Several friends, apparently unaware of my terror of being institutionalized, thought it would be a great deal if I could be locked up in a psychiatric hospital or residential treatment facility for days, weeks, or months, and that provided I was a good little crazy boy and behaved myself, at the end of my stay I would be rewarded with a little cottage on the grounds where I could live rent-free for the remainder of my empty life.

Understandably, this scared me silly. I looked up the website of a local psychiatric facility, wrote down the daily activity schedule for patients, then tried to imagine how awful and pointless my life there would be. I even wrote up a sample diary page for what I imagined would be a typical day.

I looked up the site of a service that provides low-cost efficiencies and Single-Room Occupancy (SRO) units for the poor. I imagined unpleasant encounters with drunk, dirty, smelly, and rowdy residents. I researched how to properly do laundry in the bathtub, because I don’t want to use the communal laundry and risk getting the germs and bad odors of the other residents onto my clothes. (I am a huge germaphobe.)

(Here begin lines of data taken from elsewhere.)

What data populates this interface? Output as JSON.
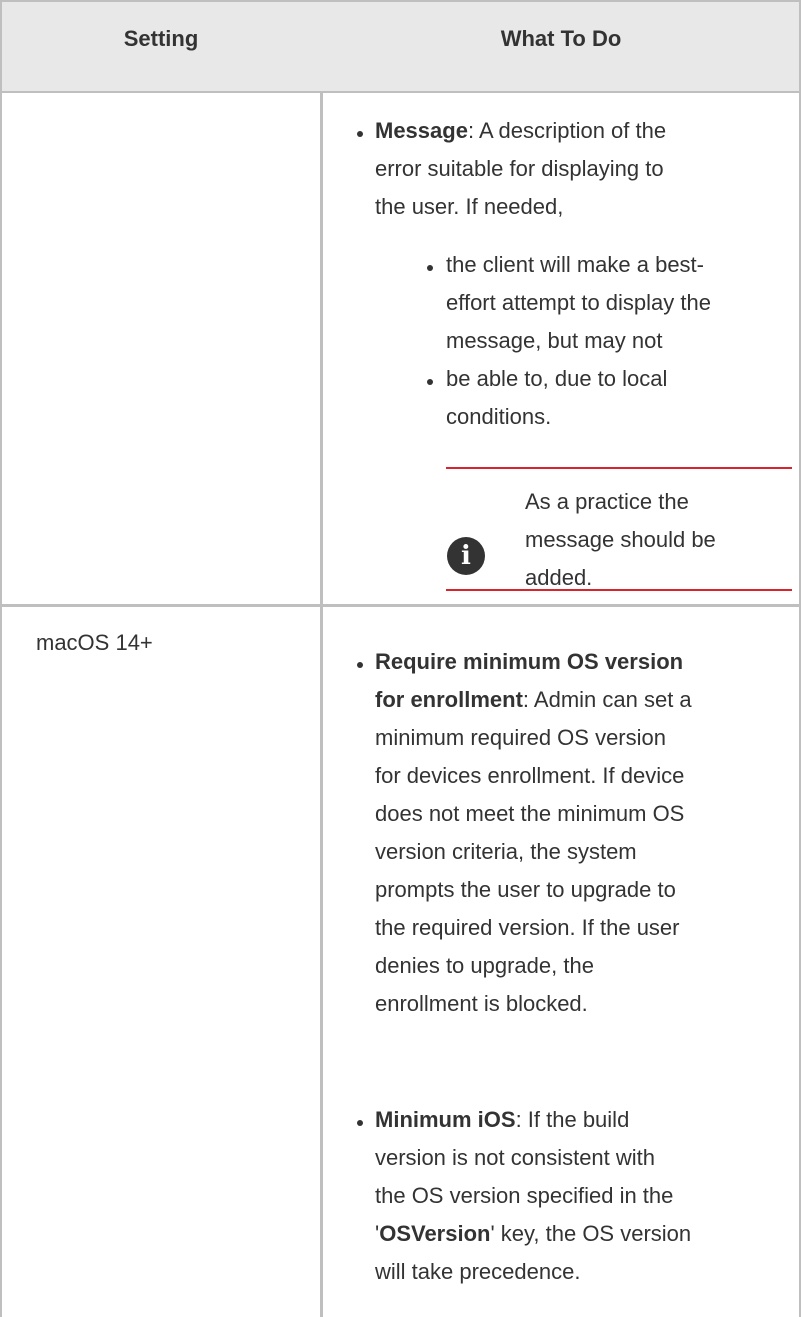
{
  "table": {
    "headers": [
      "Setting",
      "What To Do"
    ],
    "row1": {
      "setting": "",
      "message_term": "Message",
      "message_lines": [
        ": A description of the",
        "error suitable for displaying to",
        "the user. If needed,"
      ],
      "sub1_lines": [
        "the client will make a best-",
        "effort attempt to display the",
        "message, but may not"
      ],
      "sub2_lines": [
        "be able to, due to local",
        "conditions."
      ],
      "note_lines": [
        "As a practice the",
        "message should be",
        "added."
      ]
    },
    "row2": {
      "setting": "macOS 14+",
      "b1_term_lines": [
        "Require minimum OS version",
        "for enrollment"
      ],
      "b1_lines": [
        ": Admin can set a",
        "minimum required OS version",
        "for devices enrollment. If device",
        "does not meet the minimum OS",
        "version criteria, the system",
        "prompts the user to upgrade to",
        "the required version. If the user",
        "denies to upgrade, the",
        "enrollment is blocked."
      ],
      "b2_term": "Minimum iOS",
      "b2_lines": [
        ": If the build",
        "version is not consistent with",
        "the OS version specified in the"
      ],
      "b2_quote_open": "'",
      "b2_key": "OSVersion",
      "b2_quote_close": "' key, the OS version",
      "b2_last": "will take precedence."
    }
  },
  "icons": {
    "note": "info-icon"
  },
  "colors": {
    "header_bg": "#e8e8e8",
    "rule_red": "#d9232d",
    "border": "#bfbfbf"
  }
}
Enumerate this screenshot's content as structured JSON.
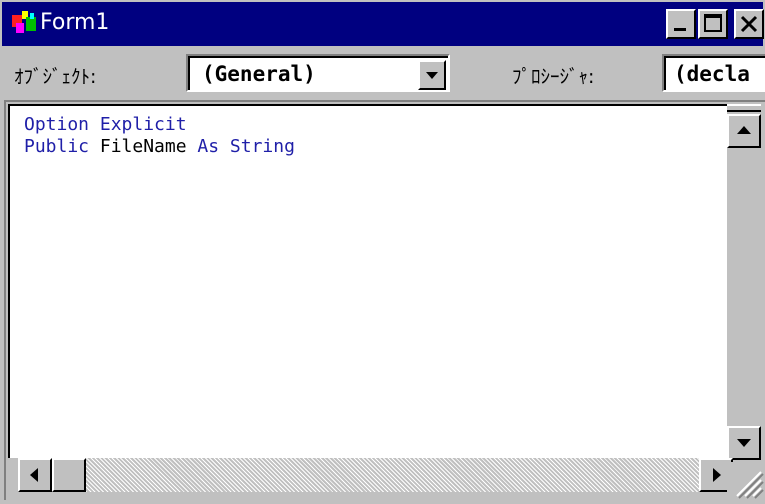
{
  "window": {
    "title": "Form1",
    "controls": {
      "minimize_icon": "minimize-icon",
      "maximize_icon": "maximize-icon",
      "close_icon": "close-icon"
    }
  },
  "selectors": {
    "object_label": "ｵﾌﾞｼﾞｪｸﾄ:",
    "object_value": "(General)",
    "procedure_label": "ﾌﾟﾛｼｰｼﾞｬ:",
    "procedure_value": "(decla"
  },
  "code": {
    "lines": [
      {
        "keyword1": "Option Explicit",
        "text": "",
        "keyword2": "",
        "text2": ""
      },
      {
        "keyword1": "Public",
        "text": " FileName ",
        "keyword2": "As String",
        "text2": ""
      }
    ]
  },
  "colors": {
    "titlebar": "#000080",
    "keyword": "#1f1fa8",
    "face": "#c0c0c0"
  }
}
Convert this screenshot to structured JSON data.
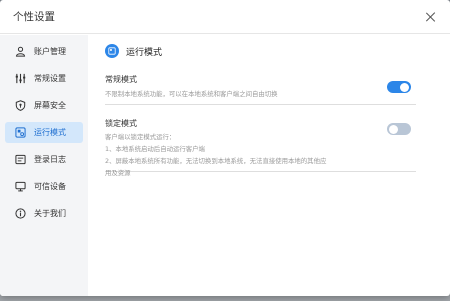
{
  "window": {
    "title": "个性设置"
  },
  "sidebar": {
    "items": [
      {
        "label": "账户管理",
        "icon": "user-icon"
      },
      {
        "label": "常规设置",
        "icon": "sliders-icon"
      },
      {
        "label": "屏幕安全",
        "icon": "shield-icon"
      },
      {
        "label": "运行模式",
        "icon": "run-mode-icon",
        "active": true
      },
      {
        "label": "登录日志",
        "icon": "login-log-icon"
      },
      {
        "label": "可信设备",
        "icon": "monitor-icon"
      },
      {
        "label": "关于我们",
        "icon": "info-icon"
      }
    ]
  },
  "main": {
    "section_title": "运行模式",
    "normal_mode": {
      "title": "常规模式",
      "description": "不限制本地系统功能，可以在本地系统和客户端之间自由切换",
      "enabled": true
    },
    "locked_mode": {
      "title": "锁定模式",
      "description_lines": [
        "客户端以锁定模式运行：",
        "1、本地系统启动后自动运行客户端",
        "2、屏蔽本地系统所有功能，无法切换到本地系统，无法直接使用本地的其他应",
        "用及资源"
      ],
      "enabled": false
    }
  },
  "colors": {
    "accent": "#2c86e8",
    "active_nav_bg": "#d3e7fb",
    "toggle_off": "#b9c6d6"
  }
}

I looked up photos of the rooms, and judging from the likely size of the objects in the room, drew up measured floor plans, and tried to calculate how many of my belongings I could fit in there and still move around easily.

I imagined a terrible scenario, where all hopes of finding a decent home failed, where I’d surrender Belle to friends, tell her “good-bye” for the last time, and instead of going to the downtown homeless shelter as my friends would expect, I’d head for an obscure part of Town Lake where I could drown myself.

All these and other tortures I have been inflicting upon myself.

I’ve been in a near-constant panic attack since this crisis started on May 31st. My Irritable Bowel Syndrome, with its stress-induced explosive diarrhea, has returned with a vengeance after years in abeyance. Crying jags come and go. I’ve been sleeping poorly, getting up exhausted, stumbling around like a zombie, then going back to bed, all the time afraid I’m neglecting doing something vital to my case. Then I’ll wake up and realize there’s nothing left to do.

I filled out some housing forms from this agency last week, but I’ve not yet had a detailed talk about what might happen. The agency might keep me in this apartment for awhile to come, it might keep me here through the end of July, then move me into another form of housing, or it might keep me here on a month-to-month basis until a vacancy appears elsewhere.

But where will they put me? I gathered that there’s even a chance I might be placed temporarily somewhere outside the city or even in an adjoining county. I’m just as scared of being put in a bad housing situation as I am of complete homelessness.

I’ve tried to explain that due to my extreme social anxiety and agoraphobia, my home is my stronghold, my refuge, the only place I feel safe in a world that increasingly threatens me. But I don’t know if I’ve done a good enough job of making my case.